Prospective observational data suggest that physically active colon cancer survivors have lower rates of cancer recurrence and improved survival compared to inactive survivors (14
). However, as with any oncological intervention, it is likely that not all patients derive a benefit from exercise. We tested molecular pathways that have been associated with energy balance to determine if a population of colon cancer survivors particularly benefit from physical activity. Surveying a variety of molecular events, we found that the benefit associated with physical activity differed significantly according p27 expression. Patients with loss of p27 did not appear to benefit from physical activity but those with expression of p27 and were physically active (at least 18 MET-hours / week) had a 68% improvement in colon cancer-specific mortality compared to those with p27 expression but not physically active.
Personalized medicine is a growing goal in the treatment of cancer patients (42
). It is clear that individual pharmacological interventions will not impact all patients with the same cancer type. As such, there is growing interest to find markers that better differentiate patients that are likely to benefit from a treatment from patients that have little to no chance of deriving benefit. Similarly, as evidence grows that non-drug therapies can influence patients with established cancer, there is a need to better delineate subpopulations of cancers that may or may not be more likely to be impacted by an intervention. Given the consistent evidence suggesting that physical activity reduces colon cancer recurrences in early stage patients (14
), we hypothesized that certain characteristics of a patient’s tumor may interact with the biological effects of exercise. With the exception of p27, no such interaction was detected for colon cancer-specific or overall mortality. Further, while the p for interaction between p27 and physical activity was statistically significant for colon-cancer specific mortality (p = 0.03), there was no significant interaction for overall mortality (p = 0.37).

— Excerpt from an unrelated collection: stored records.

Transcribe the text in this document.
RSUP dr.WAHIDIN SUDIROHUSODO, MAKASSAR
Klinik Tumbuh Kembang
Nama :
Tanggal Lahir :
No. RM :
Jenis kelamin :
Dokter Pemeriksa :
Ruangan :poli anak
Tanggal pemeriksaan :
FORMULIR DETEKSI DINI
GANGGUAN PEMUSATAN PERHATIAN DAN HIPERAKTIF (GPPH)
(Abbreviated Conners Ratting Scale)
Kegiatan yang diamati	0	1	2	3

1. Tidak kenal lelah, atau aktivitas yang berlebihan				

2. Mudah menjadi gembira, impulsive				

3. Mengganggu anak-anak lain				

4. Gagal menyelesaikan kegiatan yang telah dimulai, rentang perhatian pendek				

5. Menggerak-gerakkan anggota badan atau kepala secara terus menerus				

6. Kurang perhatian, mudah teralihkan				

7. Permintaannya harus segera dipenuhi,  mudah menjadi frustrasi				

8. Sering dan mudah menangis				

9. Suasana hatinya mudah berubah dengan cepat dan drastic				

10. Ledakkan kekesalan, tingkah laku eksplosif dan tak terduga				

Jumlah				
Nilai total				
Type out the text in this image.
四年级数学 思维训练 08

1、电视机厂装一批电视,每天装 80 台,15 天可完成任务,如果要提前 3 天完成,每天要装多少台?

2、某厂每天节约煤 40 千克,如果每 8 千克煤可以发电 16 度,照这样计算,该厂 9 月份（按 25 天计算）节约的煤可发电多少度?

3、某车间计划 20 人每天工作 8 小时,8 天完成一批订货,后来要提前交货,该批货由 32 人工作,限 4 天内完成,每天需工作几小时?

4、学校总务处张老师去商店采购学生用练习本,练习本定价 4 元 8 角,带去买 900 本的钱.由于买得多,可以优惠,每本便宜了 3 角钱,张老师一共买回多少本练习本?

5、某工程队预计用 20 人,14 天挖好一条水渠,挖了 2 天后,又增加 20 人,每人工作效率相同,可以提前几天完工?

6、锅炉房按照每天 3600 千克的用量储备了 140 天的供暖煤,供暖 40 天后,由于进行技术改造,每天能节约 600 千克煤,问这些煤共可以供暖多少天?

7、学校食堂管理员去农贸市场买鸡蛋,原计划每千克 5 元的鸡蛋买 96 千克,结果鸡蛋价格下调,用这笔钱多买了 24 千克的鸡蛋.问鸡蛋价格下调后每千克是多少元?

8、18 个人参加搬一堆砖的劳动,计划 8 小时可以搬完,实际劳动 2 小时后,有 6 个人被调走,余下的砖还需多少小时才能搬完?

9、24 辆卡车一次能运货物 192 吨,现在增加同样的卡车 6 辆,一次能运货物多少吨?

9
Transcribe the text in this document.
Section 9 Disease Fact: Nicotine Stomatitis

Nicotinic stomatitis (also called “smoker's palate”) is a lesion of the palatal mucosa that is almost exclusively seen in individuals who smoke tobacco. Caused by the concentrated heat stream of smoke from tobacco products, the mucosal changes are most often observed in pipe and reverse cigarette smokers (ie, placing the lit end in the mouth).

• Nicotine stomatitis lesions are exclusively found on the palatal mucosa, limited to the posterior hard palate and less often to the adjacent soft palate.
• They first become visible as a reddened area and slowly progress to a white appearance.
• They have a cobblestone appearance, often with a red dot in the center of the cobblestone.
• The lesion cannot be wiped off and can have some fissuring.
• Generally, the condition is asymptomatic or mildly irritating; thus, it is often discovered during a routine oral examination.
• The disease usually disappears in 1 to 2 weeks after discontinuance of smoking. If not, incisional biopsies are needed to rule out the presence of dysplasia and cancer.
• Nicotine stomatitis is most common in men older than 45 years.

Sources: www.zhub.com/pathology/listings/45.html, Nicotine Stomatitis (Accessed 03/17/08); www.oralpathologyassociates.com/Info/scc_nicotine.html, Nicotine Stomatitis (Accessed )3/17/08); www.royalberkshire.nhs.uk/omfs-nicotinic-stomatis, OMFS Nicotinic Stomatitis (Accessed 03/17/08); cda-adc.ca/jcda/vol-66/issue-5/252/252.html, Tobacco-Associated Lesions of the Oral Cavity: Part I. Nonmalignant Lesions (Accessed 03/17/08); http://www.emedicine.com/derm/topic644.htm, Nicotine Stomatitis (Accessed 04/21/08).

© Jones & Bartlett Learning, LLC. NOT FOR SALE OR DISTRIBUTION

In preclinical models, higher levels of p27 expression were detected in chemically-induced malignancies in animals that were energy restricted compared to those not restricted (26
). Such an effect will arrest cell cycle progression. Thus, the interaction detected in our data is consistent with a hypothesis that energy restriction by physical activity could influence p27 expressing tumors by cell cycle arrest inhibiting growth. Excess energy balance may have a much stronger impact on tumor behavior if tumor cells can upregulate p27 to arrest cell cycle, than if tumor cells have lost the ability to upregulate p27, possibly through the constitutive activation of the AKT1 pathway. However, it is not clear why no such benefit was detected for overall mortality. One explanation is that those with p27 expressing tumors clearly derive a benefit from exercise related to their colon cancer but that exercise still is beneficial to all patients irregardless of p27 status and equally protective for overall mortality related to non-cancer related causes (eg. cardiovascular disease). Another possibility is that the finding for colon cancer-specific mortality is by chance alone, a risk of multiple hypothesis testing.
The use of the Nurse’s Health Study and Health Professional Follow-up Study cohorts provides multiple advantages to study molecular-environment interactions. Diet and lifestyle are prospectively collected and entered into a database blind to a patient’s diagnosis. Data are updated every 2 years. Tumor block ascertainment has been fairly high (~60 %). Subjects are treated at hospitals throughout the United States and represent diverse treatment approaches that could be considered generalizable on a population level. However, a limitation of this study is that cancer treatment data are not available for most patients in our cohorts. Nonetheless, it is unlikely that chemotherapy use differed according to molecular characteristics of the tumor beyond typical pathological features like stage of disease and grade of differentiation (which are adjusted for in multivariate models). In addition, beyond cause of mortality, data on cancer recurrences were not available in these cohorts. Nonetheless, given the median survival for metastatic colon cancer was approximately 10 to 12 months during much of the time period of this study (44
), colon cancer-specific survival should be a reasonable surrogate for cancer-specific outcomes. Finally, these data are limited to patients that were alive to have their physical activity assessed after diagnosis (median 17 months). As such, conclusions are limited to that population.
In conclusion, this large prospective study of colon cancer patients confirms an association between physical activity and lower colon cancer-specific and overall mortality in colon cancer survivors. However, a molecular signature influencing this association was not clearly detected. While p27 status may be relevant, these findings require confirmation in independent populations of colon cancer patients.